Compiler option matmul speedup

Hi, I’m looking at the impact of different compiler options on the speed of vector matrix multiplication. I compared with both Fortran and C, and got essentially the same top speed but Fortran’s matmul intrinsic was much faster with no optimization turned on (and interestingly gets slowed way down by -O3). See the gist below. I’m curious if anybody has thoughts on the analysis I did - are there other options I should try, other circumstances in which the matmuls are occurring, something I overlooked? Thanks!

1 Like

You don’t say which compiler you are using, but from the options I’m guessing it’s gfortran. Please note that different compilers will not necessarily show the same behavior.

For information your Fortran OpenMP code is not correct: j and val should be private. In C they are declared within the parallel region, so they are implicitely private.

By the way, multithreading matrix-vector multiplications is known to not be very efficient, at least on consumer hardware.

1 Like

Yes it’s gfortran-10

Your example is matrix-vector multiplication. Perhaps the title could be clearer if it would be explicitly mentioned matrix-vector multiplication. If you try with Intel compilers, you can use -qopt-report to find out which optimizations are applied. On modern CPUs you may want to benefit from AVX2 or AVX512, …

Thanks, I made the change but it didn’t affect the performance. I am surprised (naively?) that matrix-vector multiplication is not efficient across threads because it seems like something that would be very easy to parallelize.

It’s easy to parallelize, but it has a moderately low arithmetic intensity (AI), that is the ratio between the number of operations and the number of memory read/write is low. In these conditions, the bottleneck is the bandwidth between the CPU and the memory, and using more cores does not help.

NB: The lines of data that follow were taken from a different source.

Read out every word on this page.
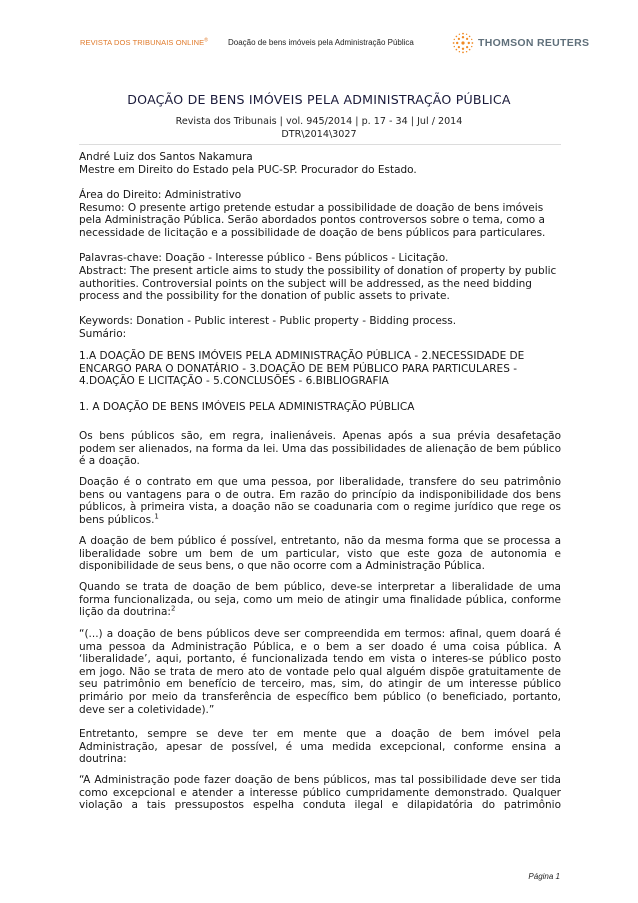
REVISTA DOS TRIBUNAIS ONLINE® Doação de bens imóveis pela Administração Pública	THOMSON REUTERS
DOAÇÃO DE BENS IMÓVEIS PELA ADMINISTRAÇÃO PÚBLICA
Revista dos Tribunais | vol. 945/2014 | p. 17 - 34 | Jul / 2014
DTR\2014\3027
André Luiz dos Santos Nakamura
Mestre em Direito do Estado pela PUC-SP. Procurador do Estado.
Área do Direito: Administrativo
Resumo: O presente artigo pretende estudar a possibilidade de doação de bens imóveis pela Administração Pública. Serão abordados pontos controversos sobre o tema, como a necessidade de licitação e a possibilidade de doação de bens públicos para particulares.
Palavras-chave: Doação - Interesse público - Bens públicos - Licitação.
Abstract: The present article aims to study the possibility of donation of property by public authorities. Controversial points on the subject will be addressed, as the need bidding process and the possibility for the donation of public assets to private.
Keywords: Donation - Public interest - Public property - Bidding process.
Sumário:
1.A DOAÇÃO DE BENS IMÓVEIS PELA ADMINISTRAÇÃO PÚBLICA - 2.NECESSIDADE DE ENCARGO PARA O DONATÁRIO - 3.DOAÇÃO DE BEM PÚBLICO PARA PARTICULARES - 4.DOAÇÃO E LICITAÇÃO - 5.CONCLUSÕES - 6.BIBLIOGRAFIA
1. A DOAÇÃO DE BENS IMÓVEIS PELA ADMINISTRAÇÃO PÚBLICA
Os bens públicos são, em regra, inalienáveis. Apenas após a sua prévia desafetação podem ser alienados, na forma da lei. Uma das possibilidades de alienação de bem público é a doação.
Doação é o contrato em que uma pessoa, por liberalidade, transfere do seu patrimônio bens ou vantagens para o de outra. Em razão do princípio da indisponibilidade dos bens públicos, à primeira vista, a doação não se coadunaria com o regime jurídico que rege os bens públicos.$^1$
A doação de bem público é possível, entretanto, não da mesma forma que se processa a liberalidade sobre um bem de um particular, visto que este goza de autonomia e disponibilidade de seus bens, o que não ocorre com a Administração Pública.
Quando se trata de doação de bem público, deve-se interpretar a liberalidade de uma forma funcionalizada, ou seja, como um meio de atingir uma finalidade pública, conforme lição da doutrina:$^2$
“(...) a doação de bens públicos deve ser compreendida em termos: afinal, quem doará é uma pessoa da Administração Pública, e o bem a ser doado é uma coisa pública. A ‘liberalidade’, aqui, portanto, é funcionalizada tendo em vista o interes-se público posto em jogo. Não se trata de mero ato de vontade pelo qual alguém dispõe gratuitamente de seu patrimônio em benefício de terceiro, mas, sim, do atingir de um interesse público primário por meio da transferência de específico bem público (o beneficiado, portanto, deve ser a coletividade).”
Entretanto, sempre se deve ter em mente que a doação de bem imóvel pela Administração, apesar de possível, é uma medida excepcional, conforme ensina a doutrina:
“A Administração pode fazer doação de bens públicos, mas tal possibilidade deve ser tida como excepcional e atender a interesse público cumpridamente demonstrado. Qualquer violação a tais pressupostos espelha conduta ilegal e dilapidatória do patrimônio
Página 1
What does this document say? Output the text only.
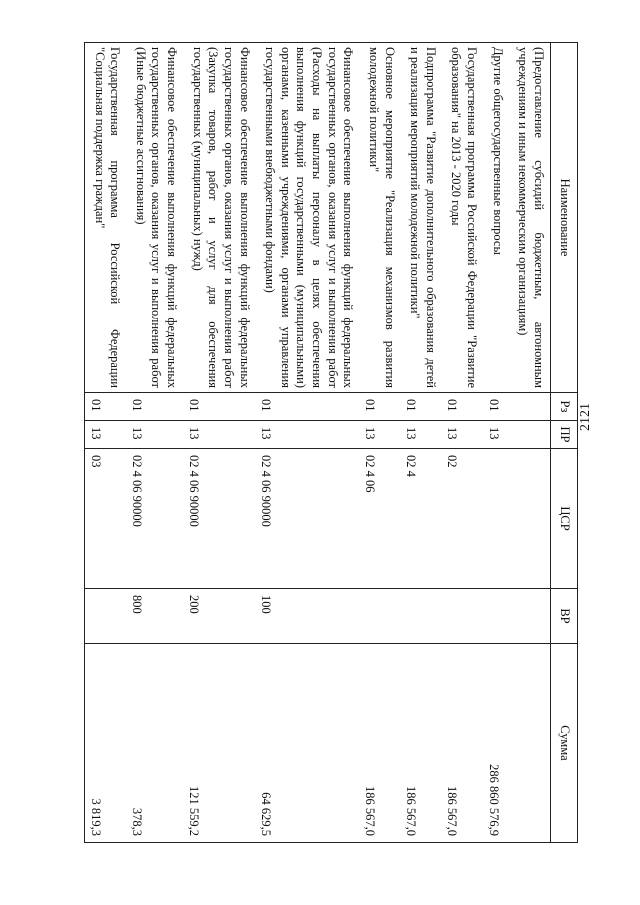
2121
Наименование	Рз	ПР	ЦСР	ВР	Сумма
(Предоставление субсидий бюджетным, автономным учреждениям и иным некоммерческим организациям)					
Другие общегосударственные вопросы	01	13			286 860 576,9
Государственная программа Российской Федерации "Развитие образования" на 2013 - 2020 годы	01	13	02		186 567,0
Подпрограмма "Развитие дополнительного образования детей и реализация мероприятий молодежной политики"	01	13	02 4		186 567,0
Основное мероприятие "Реализация механизмов развития молодежной политики"	01	13	02 4 06		186 567,0
Финансовое обеспечение выполнения функций федеральных государственных органов, оказания услуг и выполнения работ (Расходы на выплаты персоналу в целях обеспечения выполнения функций государственными (муниципальными) органами, казенными учреждениями, органами управления государственными внебюджетными фондами)	01	13	02 4 06 90000	100	64 629,5
Финансовое обеспечение выполнения функций федеральных государственных органов, оказания услуг и выполнения работ (Закупка товаров, работ и услуг для обеспечения государственных (муниципальных) нужд)	01	13	02 4 06 90000	200	121 559,2
Финансовое обеспечение выполнения функций федеральных государственных органов, оказания услуг и выполнения работ (Иные бюджетные ассигнования)	01	13	02 4 06 90000	800	378,3
Государственная программа Российской Федерации "Социальная поддержка граждан"	01	13	03		3 819,3
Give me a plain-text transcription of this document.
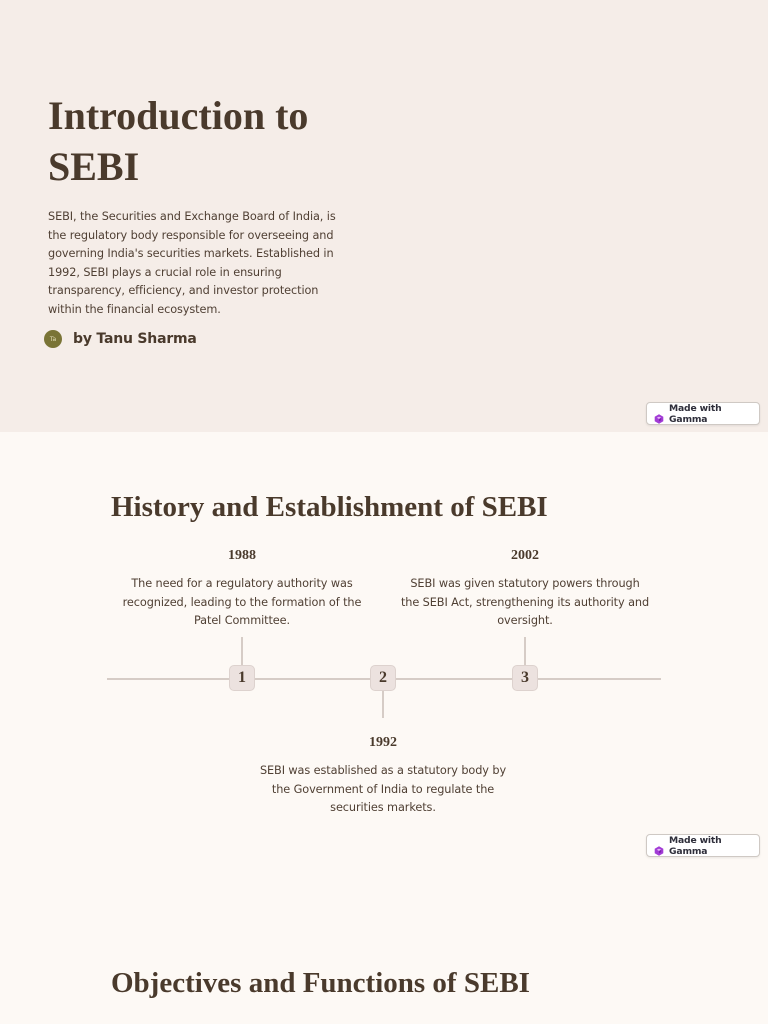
Introduction to SEBI

SEBI, the Securities and Exchange Board of India, is the regulatory body responsible for overseeing and governing India's securities markets. Established in 1992, SEBI plays a crucial role in ensuring transparency, efficiency, and investor protection within the financial ecosystem.

Ta	by Tanu Sharma
Made with Gamma
History and Establishment of SEBI
1	2	3

1988

The need for a regulatory authority was recognized, leading to the formation of the Patel Committee.

2002

SEBI was given statutory powers through the SEBI Act, strengthening its authority and oversight.

1992

SEBI was established as a statutory body by the Government of India to regulate the securities markets.

Made with Gamma
Objectives and Functions of SEBI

This is particularly true on the Intel Core CPUs, which have pretty good monocore performances (all the more than the turbo boost frequency is often enabled when a single core is used) that are high enough to saturate the bandwidth to/from the memory for such simple computations. This is less true on the Xeon line, which have a higher bandwith (and no turbo boost, iirc), or on the AMD CPUs, which have more cores with lower monocore performances.

1 Like

With gfortran you can use the -fexternal-blas compiler flag, which inserts calls to BLAS in place of the intrinsic matmul function above a certain matrix size. In addition you have to link an optimized BLAS library:

Library Link flags Comment
OpenBLAS -lopenblas
BLIS -lblis
Intel oneMKL see Link Line Advisor for OneMKL for Intel processors
Accelerate -framework Accelerate for macOS
AOCL-BLAS -lblis for AMD processors; derived from BLIS
Arm Performance Libraries -larmpl_lp64 for Arm processors
MATLAB BLAS -lmwblas for MATLAB MEX functions
4 Likes

AMD seems to have higher single-core bandwidth:
https://sites.utexas.edu/jdm4372/2023/04/25/the-evolution-of-single-core-bandwidth-in-multicore-processors/

1 Like

That’s true that in the last year, the bandwidth tend to grow faster than the monocore performances.

Thanks, your explanation made a big difference in how I approached the problem I’m working on.